In recent years, Time-of-Flight (ToF) depth imaging technology has seen immense progress. Time-of-Flight imaging is based on measuring the time that light, emitted by an illumination unit, requires to travel to an object and back to a detector. From this time, scene depth and possibly additional information that can not be measured by traditional intensity imaging, is inferred. While early ToF cameras were merely lab prototypes to prove a concept, recent sensor designs are at the edge of becoming operative products for mass market applications. A wide range of research disciplines is able to benefit from reliable and fast depth imaging technology, such as computer vision, computer graphics, medical engineering, robotics and computational photography, to name a few. Easy availability of affordable depth cameras will open the door for many new applications. The commercial success of the Microsoft Kinect device -- a depth sensor based on an alternative measurement principle -- gives a first impression on this.
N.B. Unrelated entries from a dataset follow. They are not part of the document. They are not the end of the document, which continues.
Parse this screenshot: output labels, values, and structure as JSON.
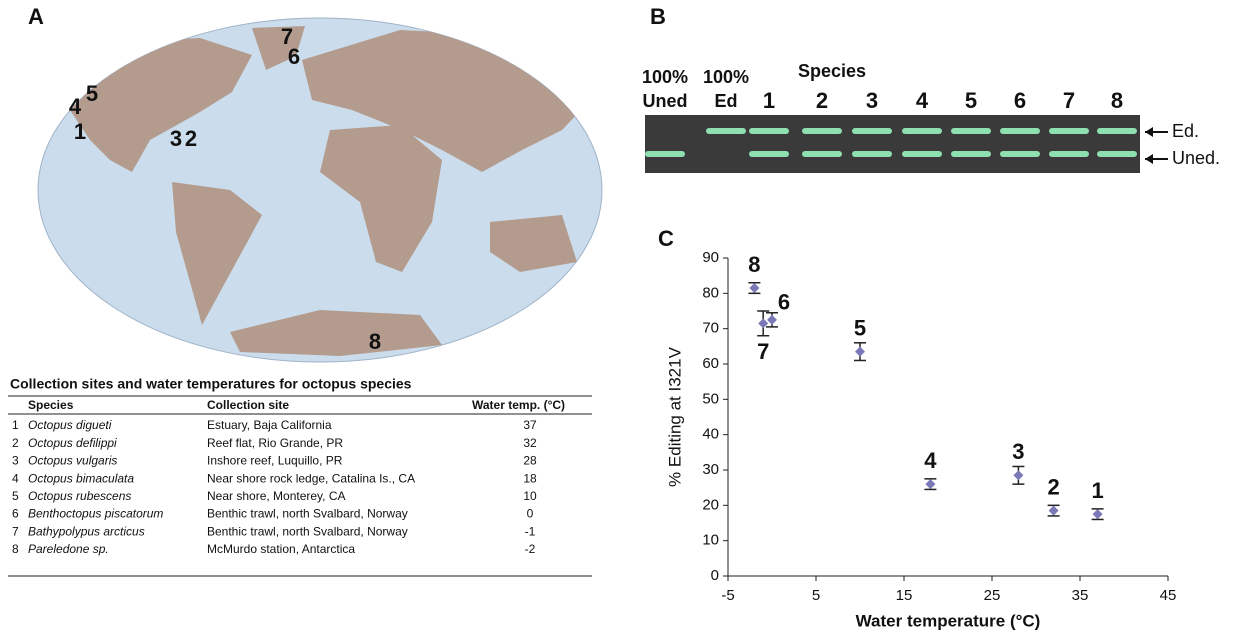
{
  "panel_a": {
    "label": "A",
    "map_labels": [
      "7",
      "6",
      "5",
      "4",
      "1",
      "3",
      "2",
      "8"
    ],
    "table": {
      "title": "Collection sites and water temperatures for octopus species",
      "headers": [
        "Species",
        "Collection site",
        "Water temp. (°C)"
      ],
      "rows": [
        [
          "1",
          "Octopus digueti",
          "Estuary, Baja California",
          "37"
        ],
        [
          "2",
          "Octopus defilippi",
          "Reef flat, Rio Grande, PR",
          "32"
        ],
        [
          "3",
          "Octopus vulgaris",
          "Inshore reef, Luquillo, PR",
          "28"
        ],
        [
          "4",
          "Octopus bimaculata",
          "Near shore rock ledge, Catalina Is., CA",
          "18"
        ],
        [
          "5",
          "Octopus rubescens",
          "Near shore, Monterey, CA",
          "10"
        ],
        [
          "6",
          "Benthoctopus piscatorum",
          "Benthic trawl, north Svalbard, Norway",
          "0"
        ],
        [
          "7",
          "Bathypolypus arcticus",
          "Benthic trawl, north Svalbard, Norway",
          "-1"
        ],
        [
          "8",
          "Pareledone sp.",
          "McMurdo station, Antarctica",
          "-2"
        ]
      ]
    }
  },
  "panel_b": {
    "label": "B",
    "control_lanes": [
      [
        "100%",
        "Uned"
      ],
      [
        "100%",
        "Ed"
      ]
    ],
    "species_title": "Species",
    "species_lanes": [
      "1",
      "2",
      "3",
      "4",
      "5",
      "6",
      "7",
      "8"
    ],
    "band_labels": [
      "Ed.",
      "Uned."
    ]
  },
  "chart_data": {
    "type": "scatter",
    "panel_label": "C",
    "x_label": "Water temperature (°C)",
    "y_label": "% Editing at I321V",
    "x": [
      37,
      32,
      28,
      18,
      10,
      0,
      -1,
      -2
    ],
    "point_labels": [
      "1",
      "2",
      "3",
      "4",
      "5",
      "6",
      "7",
      "8"
    ],
    "series": [
      {
        "color": "#7b78b8",
        "values": [
          17.5,
          18.5,
          28.5,
          26,
          63.5,
          72.5,
          71.5,
          81.5
        ],
        "errors": [
          1.5,
          1.5,
          2.5,
          1.5,
          2.5,
          2,
          3.5,
          1.5
        ]
      }
    ],
    "xlim": [
      -5,
      45
    ],
    "xticks": [
      -5,
      5,
      15,
      25,
      35,
      45
    ],
    "ylim": [
      0,
      90
    ],
    "yticks": [
      0,
      10,
      20,
      30,
      40,
      50,
      60,
      70,
      80,
      90
    ]
  }
}
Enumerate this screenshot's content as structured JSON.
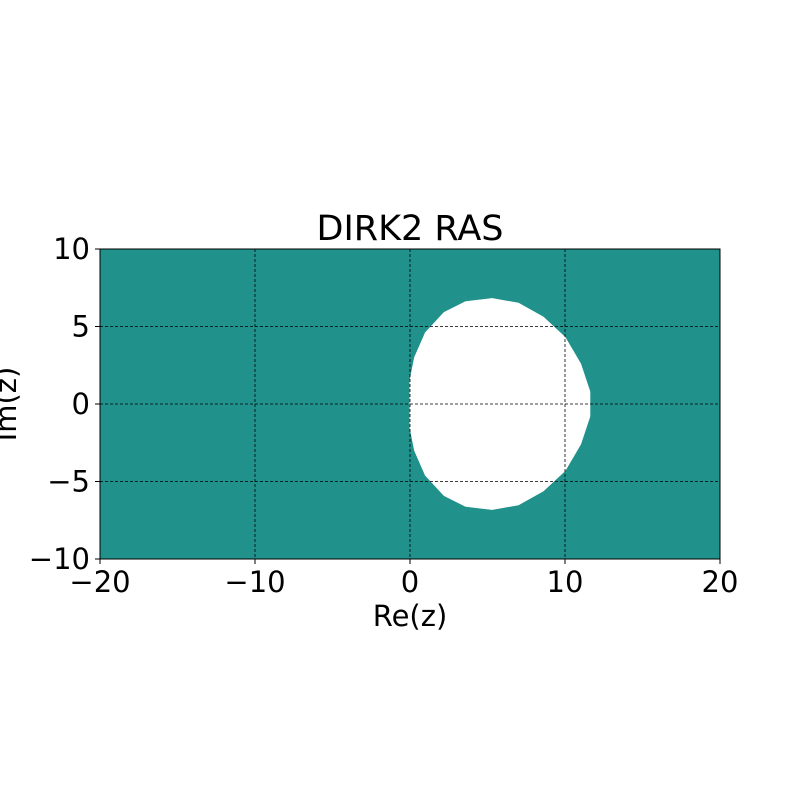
{
  "chart_data": {
    "type": "region",
    "title": "DIRK2 RAS",
    "xlabel": "Re(z)",
    "ylabel": "Im(z)",
    "xlim": [
      -20,
      20
    ],
    "ylim": [
      -10,
      10
    ],
    "xticks": [
      -20,
      -10,
      0,
      10,
      20
    ],
    "yticks": [
      -10,
      -5,
      0,
      5,
      10
    ],
    "xtick_labels": [
      "−20",
      "−10",
      "0",
      "10",
      "20"
    ],
    "ytick_labels": [
      "−10",
      "−5",
      "0",
      "5",
      "10"
    ],
    "grid": true,
    "fill_color": "#21918c",
    "hole_color": "#ffffff",
    "unshaded_region_boundary": [
      [
        0,
        0
      ],
      [
        0,
        1.5
      ],
      [
        0.3,
        3.0
      ],
      [
        1.0,
        4.6
      ],
      [
        2.2,
        5.9
      ],
      [
        3.6,
        6.6
      ],
      [
        5.3,
        6.8
      ],
      [
        7.0,
        6.5
      ],
      [
        8.6,
        5.6
      ],
      [
        10.0,
        4.3
      ],
      [
        11.0,
        2.6
      ],
      [
        11.6,
        0.8
      ],
      [
        11.6,
        -0.8
      ],
      [
        11.0,
        -2.6
      ],
      [
        10.0,
        -4.3
      ],
      [
        8.6,
        -5.6
      ],
      [
        7.0,
        -6.5
      ],
      [
        5.3,
        -6.8
      ],
      [
        3.6,
        -6.6
      ],
      [
        2.2,
        -5.9
      ],
      [
        1.0,
        -4.6
      ],
      [
        0.3,
        -3.0
      ],
      [
        0,
        -1.5
      ]
    ]
  }
}
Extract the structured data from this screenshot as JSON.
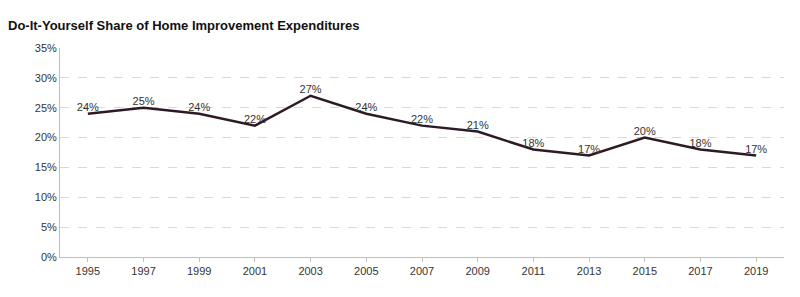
{
  "chart_data": {
    "type": "line",
    "title": "Do-It-Yourself Share of Home Improvement Expenditures",
    "categories": [
      "1995",
      "1997",
      "1999",
      "2001",
      "2003",
      "2005",
      "2007",
      "2009",
      "2011",
      "2013",
      "2015",
      "2017",
      "2019"
    ],
    "values": [
      24,
      25,
      24,
      22,
      27,
      24,
      22,
      21,
      18,
      17,
      20,
      18,
      17
    ],
    "value_labels": [
      "24%",
      "25%",
      "24%",
      "22%",
      "27%",
      "24%",
      "22%",
      "21%",
      "18%",
      "17%",
      "20%",
      "18%",
      "17%"
    ],
    "color": "#2e1a26",
    "ylim": [
      0,
      35
    ],
    "yticks": [
      {
        "value": 0,
        "label": "0%"
      },
      {
        "value": 5,
        "label": "5%"
      },
      {
        "value": 10,
        "label": "10%"
      },
      {
        "value": 15,
        "label": "15%"
      },
      {
        "value": 20,
        "label": "20%"
      },
      {
        "value": 25,
        "label": "25%"
      },
      {
        "value": 30,
        "label": "30%"
      },
      {
        "value": 35,
        "label": "35%"
      }
    ],
    "grid": true,
    "data_labels": true
  }
}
Currently, manufacturers of ToF systems mainly focus on sensor technology and on the design of cameras. Sensor design has seen great advancements, but the data delivered by the cameras remain challenging and are affected by many types of systematic distortions and difficult scene dependencies. ToF data are thus hardly usable out-of-the-box and it takes proper mathematical modeling and algorithmic processing to apply the data in practical imaging and reconstruction scenarios. Algorithm design for ToF imagers, however, is still in its early days and many challenges remain. In this seminar, we plan to discuss and extend the state of the art in ToF imaging algorithms and applications with leading researchers in the field.

Also, currently, there is little dialogue between researchers developing ToF algorithms and sensor designers. Therefore, the seminar also strongly supported the manufacturers in getting up to date with all relevant research results and, even more importantly, it offered the opportunity to establish long-term partnerships and research collaborations. We also believe that this stronger interaction will lead to more advanced sensor designs, as well as more powerful algorithmic solutions at the same time.